I finally found The Right Salsa Recipe a few weeks ago, out of a cookbook my lovely mother found for me, America's Bounty. To date, my favorite restaurant salsa has been from Agua Linda, a wonderful Mexican restaurant in Athens, only about 5 blocks from where I used to live in Normaltown. In those days, I would often walk down to Agua Linda with a plastic container to purchase salsa to go. Inevitably, when I walked in and handed over my plastic container and asked that it be filled with salsa, no one ever knew what to charge me for it. This is a locally-owned place, and Plastic To Go Container of Salsa is not exactly a standard menu item. Usually everyone working at that moment at the restaurant would get in a huddle and eye me strangley while they conversed in Spanish about what to charge Weird White Lady Who Brings Her Own Tupperware.

The recipe from America's Bounty comes extremely close to the salsa from Agua Linda, and though I have tweaked it slightly, it was a good recipe to begin with. I made it for the first time a few weeks ago and The Carnivore and I devoured the entire batch in a single sitting. I had a hankering for it again today, so I made a double batch of the salsa along with a batch of Black Bean Dip.

SALSA

  • 1 tomato, coarsely chopped
  • 1/2 cup quartered tomatillos
  • 1/2 cup coarsely chopped red onion
  • 2 cloves garlic, crushed
  • 3 Tbs chopped cilantro
  • 1 jalapeno, seeded and coarsely chopped
  • 1/2 tsp salt
  1. Put all ingredients into food processor (LOVE! those things) and pulse until desired consistency is reached.

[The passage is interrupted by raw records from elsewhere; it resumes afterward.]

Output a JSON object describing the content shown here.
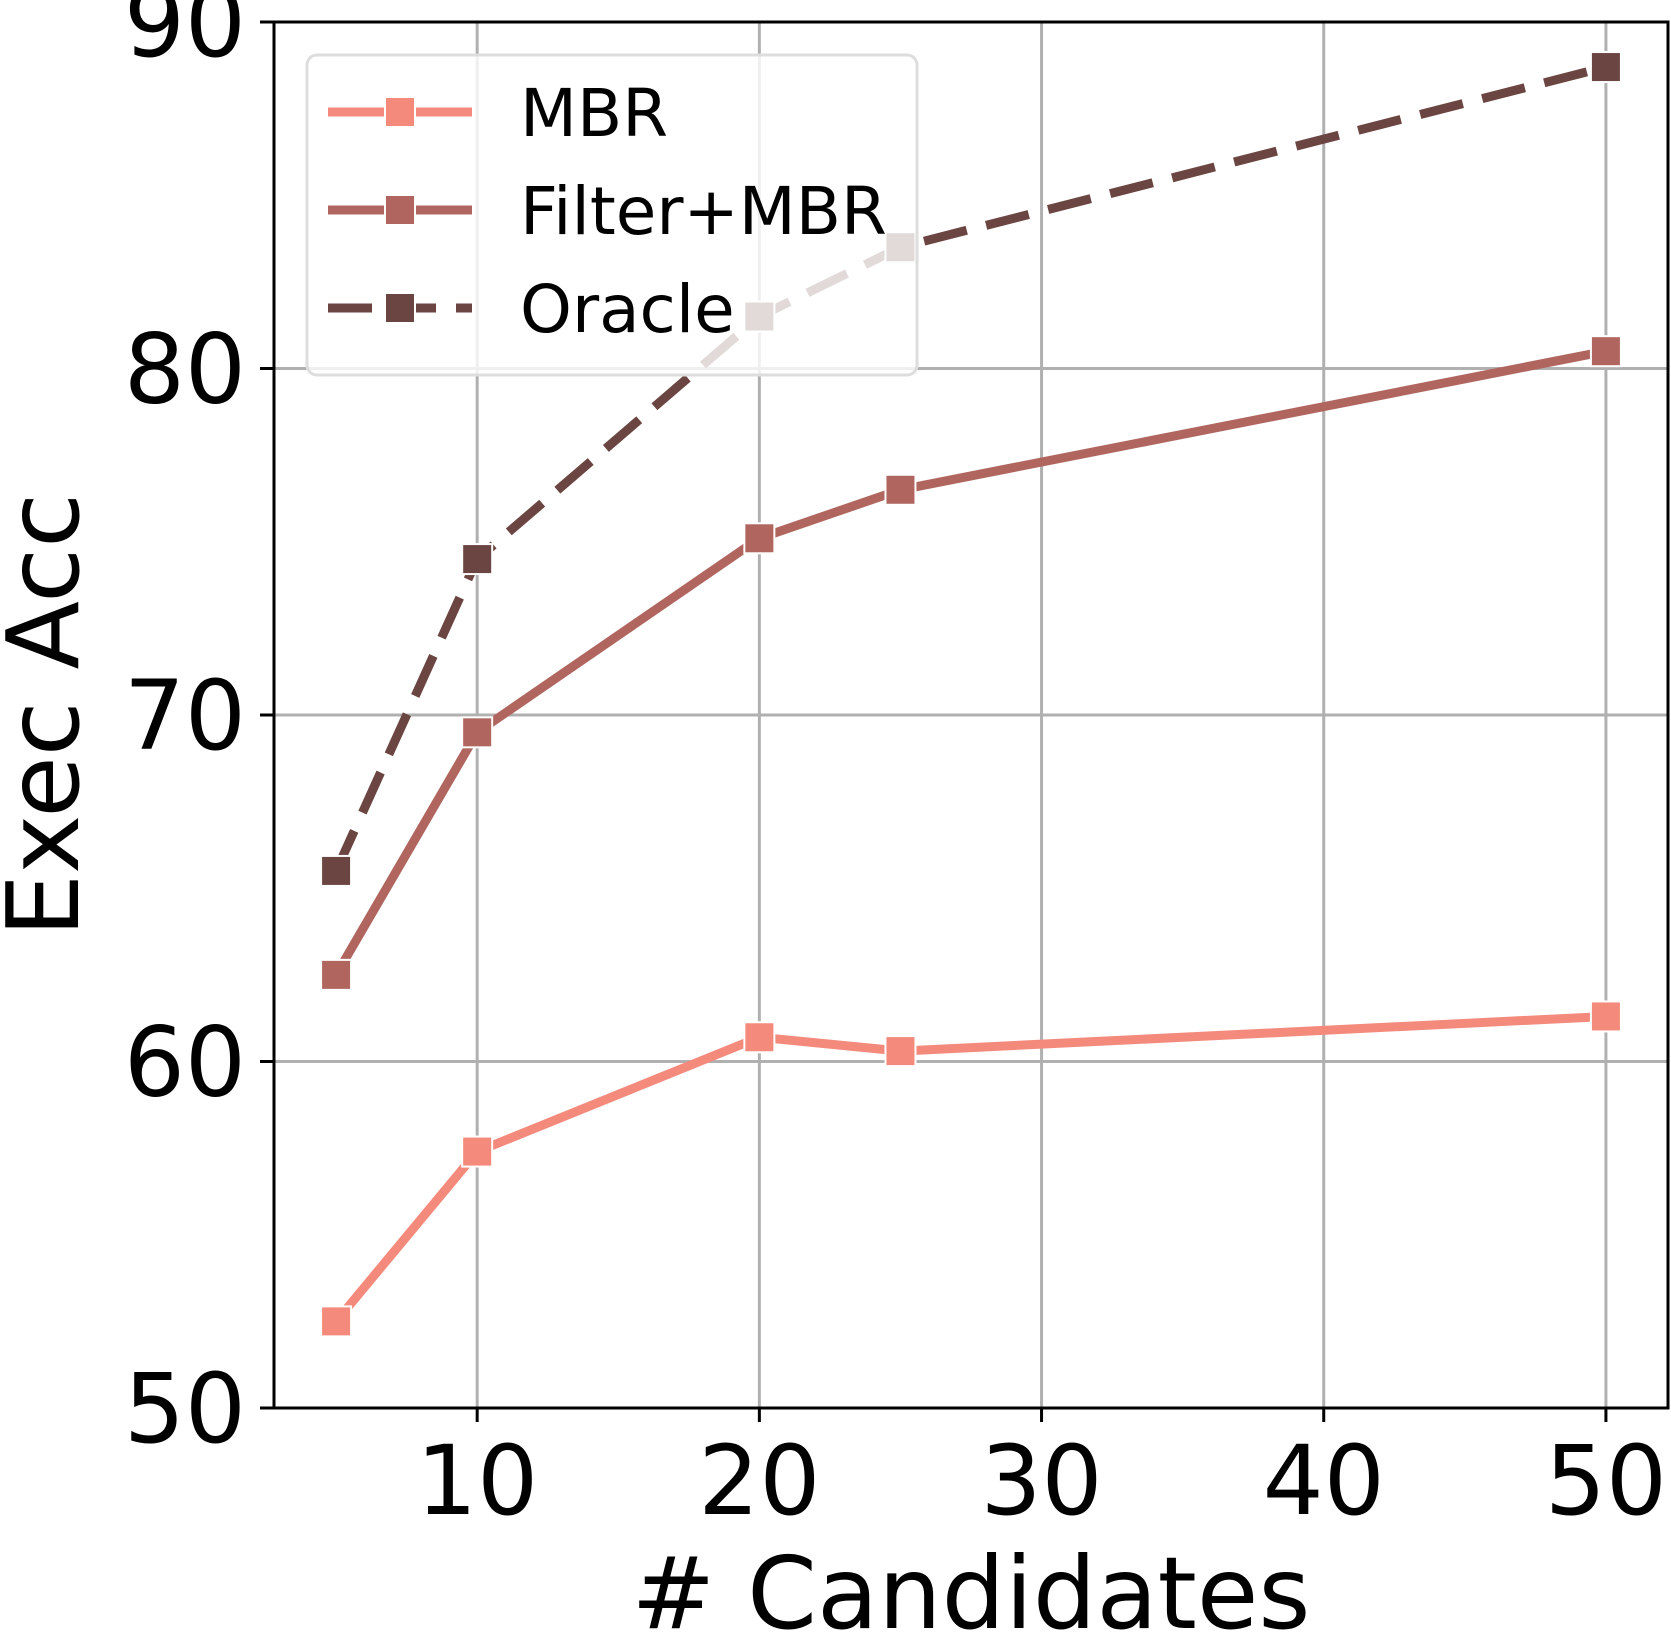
{
  "chart_data": {
    "type": "line",
    "xlabel": "# Candidates",
    "ylabel": "Exec Acc",
    "xlim": [
      2.8,
      52.2
    ],
    "ylim": [
      50,
      90
    ],
    "xticks": [
      10,
      20,
      30,
      40,
      50
    ],
    "yticks": [
      50,
      60,
      70,
      80,
      90
    ],
    "grid": true,
    "legend_position": "top-left",
    "x": [
      5,
      10,
      20,
      25,
      50
    ],
    "series": [
      {
        "name": "MBR",
        "values": [
          52.5,
          57.4,
          60.7,
          60.3,
          61.3
        ],
        "color": "#f48a7c",
        "dashed": false
      },
      {
        "name": "Filter+MBR",
        "values": [
          62.5,
          69.5,
          75.1,
          76.5,
          80.5
        ],
        "color": "#b0665f",
        "dashed": false
      },
      {
        "name": "Oracle",
        "values": [
          65.5,
          74.5,
          81.5,
          83.5,
          88.7
        ],
        "color": "#6b4541",
        "dashed": true
      }
    ]
  }
}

For dinner I made my first stir-fry, using the electric wok Big Mama found for me a yard sale last weekend. The recipe that I used, from the June 2004 issue of Vegetarian Times, and adapted from Rachel Ray's 30-Minute Veggie Meals (a cookbook I still don't have, yet want desperately), was an odd one, and it will need a lot of tweaking (if I don't just throw the whole thing out and search for an entirely new recipe). The seasonings are where everything went wrong. The recipe called for soy sauce, garlic, ginger, Chinese 5-spice Powder, the juice of a large navel orange, and apricot preserves. The vegetables were standard stir-fry fare: snow peas, napa cabbage, bell pepper, bean sprouts, scallions.

The Carnivore and I, as we are known to do any time a new recipe is tried, started to deconstruct the recipe as soon as we took our first bite. The dish obviously needed more soy sauce (of which I did not have enough); cashews would have been a nice addition; but the real kicker was that there was something Odd-tasting that we couldn't put our finger on. I was most suspicious of the Chinese 5-Spice Powder, a spice I had bought only yesterday which I had never heard of before. The Carnivore thought the orange juice and the apricot preserves were the most likely suspects of the Oddness. For a short while, I tried to lay the blame on the ginger.

After we were done eating, we decided to read the spice container to see which 5 spices were included. The only guess I had to offer was anise (something I'm not fond of to begin with). I was right, as it turned out, but the anise wasn't the bad egg. The spices contained cloves. Eureka! I knew what was wrong with this recipe. The Chinese 5-Spice Powder, which clearly was spawned from the depths of hell, made my stir-fry taste EXACTLY like a Poetry Slam in a Pretentious Bar smells.